Two types of homogenous-concept fuel pins from the SUPERFACT-1 experiment were selected for this work, more precisely the pins SF7, SF13 bearing 2 wt.% of 237Np, and SF4, SF16 bearing 1.8 wt.% of 241Am. Their plutonium content (around 25 wt.%) and cladding material (15-15, titanium stabilized, cold worked stainless steel) are in line with the characteristics envisaged for Generation-IV reactor fuels. The current predictions of the codes are compared to experimental data from non-destructive and destructive post-irradiation examinations. The integral data considered for validation are: final burn-up at peak power node, fission gas (xenon and krypton) production and release, helium release, central hole axial extension, and fuel and cladding elongations. Further local measurements were made by cladding profilometry, as well as for the fuel central void radius and for the extension of the columnar grain region. Finally, microscopic data are available for the radial distributions of the minor actinides 237Np and 241Am, as well as of plutonium, xenon and caesium.
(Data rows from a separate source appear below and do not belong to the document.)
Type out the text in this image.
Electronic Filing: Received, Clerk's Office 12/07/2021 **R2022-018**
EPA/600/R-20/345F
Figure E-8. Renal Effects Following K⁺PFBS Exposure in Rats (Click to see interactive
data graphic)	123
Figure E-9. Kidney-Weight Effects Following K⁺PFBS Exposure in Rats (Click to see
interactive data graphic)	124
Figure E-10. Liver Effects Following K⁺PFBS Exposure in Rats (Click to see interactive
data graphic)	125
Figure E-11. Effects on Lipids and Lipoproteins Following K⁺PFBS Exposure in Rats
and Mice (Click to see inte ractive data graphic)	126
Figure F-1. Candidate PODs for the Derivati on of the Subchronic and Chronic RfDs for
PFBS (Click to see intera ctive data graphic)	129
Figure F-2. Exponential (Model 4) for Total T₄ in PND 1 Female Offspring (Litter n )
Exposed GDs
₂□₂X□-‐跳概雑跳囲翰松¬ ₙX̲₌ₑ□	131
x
The overall agreement with experimental data is acceptable but reveals room for improvement and highlights discrepancies between code results. The analysis is complemented by a code-to-code benchmark, focusing on the evolution of relevant output quantities over time (e.g., fuel central temperature, fuel-cladding gap width, cladding outer radius, rod internal pressure, and fission gas release).
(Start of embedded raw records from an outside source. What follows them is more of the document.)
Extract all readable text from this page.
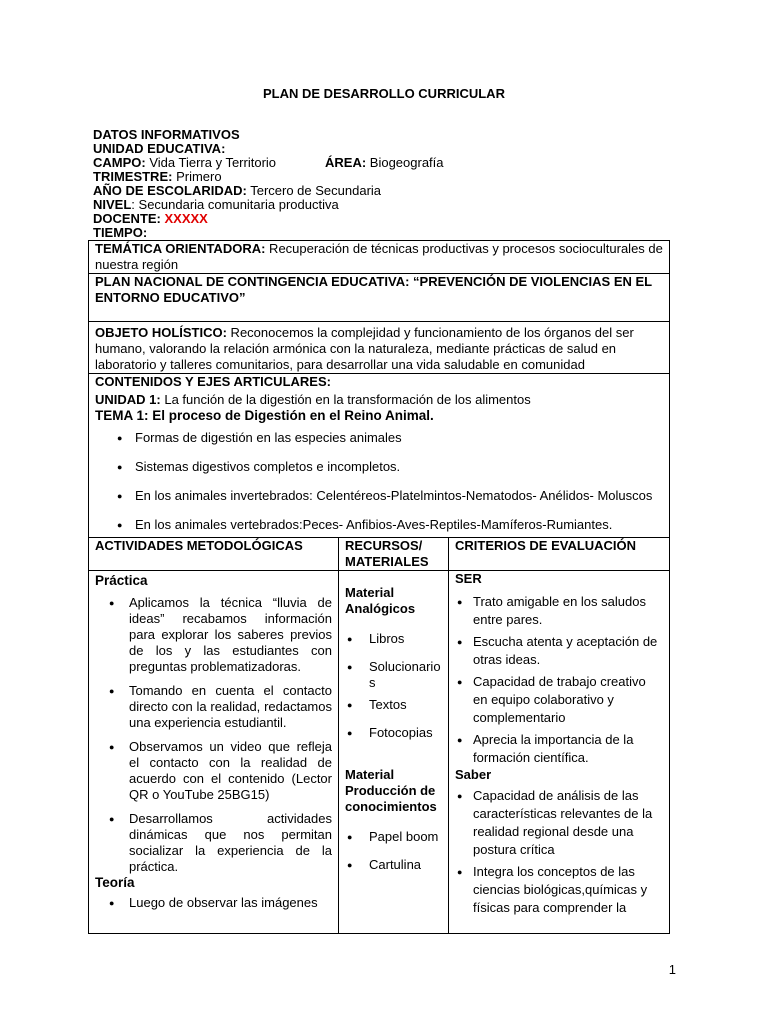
PLAN DE DESARROLLO CURRICULAR
DATOS INFORMATIVOS
UNIDAD EDUCATIVA:
CAMPO: Vida Tierra y Territorio	ÁREA: Biogeografía
TRIMESTRE: Primero
AÑO DE ESCOLARIDAD: Tercero de Secundaria
NIVEL: Secundaria comunitaria productiva
DOCENTE: XXXXX
TIEMPO:
TEMÁTICA ORIENTADORA: Recuperación de técnicas productivas y procesos socioculturales de nuestra región
PLAN NACIONAL DE CONTINGENCIA EDUCATIVA: “PREVENCIÓN DE VIOLENCIAS EN EL ENTORNO EDUCATIVO”
OBJETO HOLÍSTICO: Reconocemos la complejidad y funcionamiento de los órganos del ser humano, valorando la relación armónica con la naturaleza, mediante prácticas de salud en laboratorio y talleres comunitarios, para desarrollar una vida saludable en comunidad
CONTENIDOS Y EJES ARTICULARES:
UNIDAD 1: La función de la digestión en la transformación de los alimentos
TEMA 1: El proceso de Digestión en el Reino Animal.
● Formas de digestión en las especies animales
● Sistemas digestivos completos e incompletos.
● En los animales invertebrados: Celentéreos-Platelmintos-Nematodos- Anélidos- Moluscos
● En los animales vertebrados:Peces- Anfibios-Aves-Reptiles-Mamíferos-Rumiantes.
ACTIVIDADES METODOLÓGICAS	RECURSOS/ MATERIALES
CRITERIOS DE EVALUACIÓN
Práctica
● Aplicamos la técnica “lluvia de ideas” recabamos información para explorar los saberes previos de los y las estudiantes con preguntas problematizadoras.
● Tomando en cuenta el contacto directo con la realidad, redactamos una experiencia estudiantil.
● Observamos un video que refleja el contacto con la realidad de acuerdo con el contenido (Lector QR o YouTube 25BG15)
● Desarrollamos actividades dinámicas que nos permitan socializar la experiencia de la práctica.
Teoría
● Luego de observar las imágenes
Material Analógicos
● Libros
● Solucionarios
● Textos
● Fotocopias
Material Producción de conocimientos
● Papel boom
● Cartulina
SER
● Trato amigable en los saludos entre pares.
● Escucha atenta y aceptación de otras ideas.
● Capacidad de trabajo creativo en equipo colaborativo y complementario
● Aprecia la importancia de la formación científica.
Saber
● Capacidad de análisis de las características relevantes de la realidad regional desde una postura crítica
● Integra los conceptos de las ciencias biológicas,químicas y físicas para comprender la
1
The goals of this analysis are to assess the current capabilities of fuel performance codes and to underline modelling gaps through the differences among computations and experiment, benchmarked with different codes. This is fundamental for identifying possible common development areas and for improving the prediction of MOX fuel behaviour in fast reactor conditions. Indeed, improved fuel performance codes will allow for a better performance and safety analysis of next Generation-IV fast reactors (e.g., MYRRHA, ASTRID, ALFRED), and will play a key role for the definition of their final design and future development.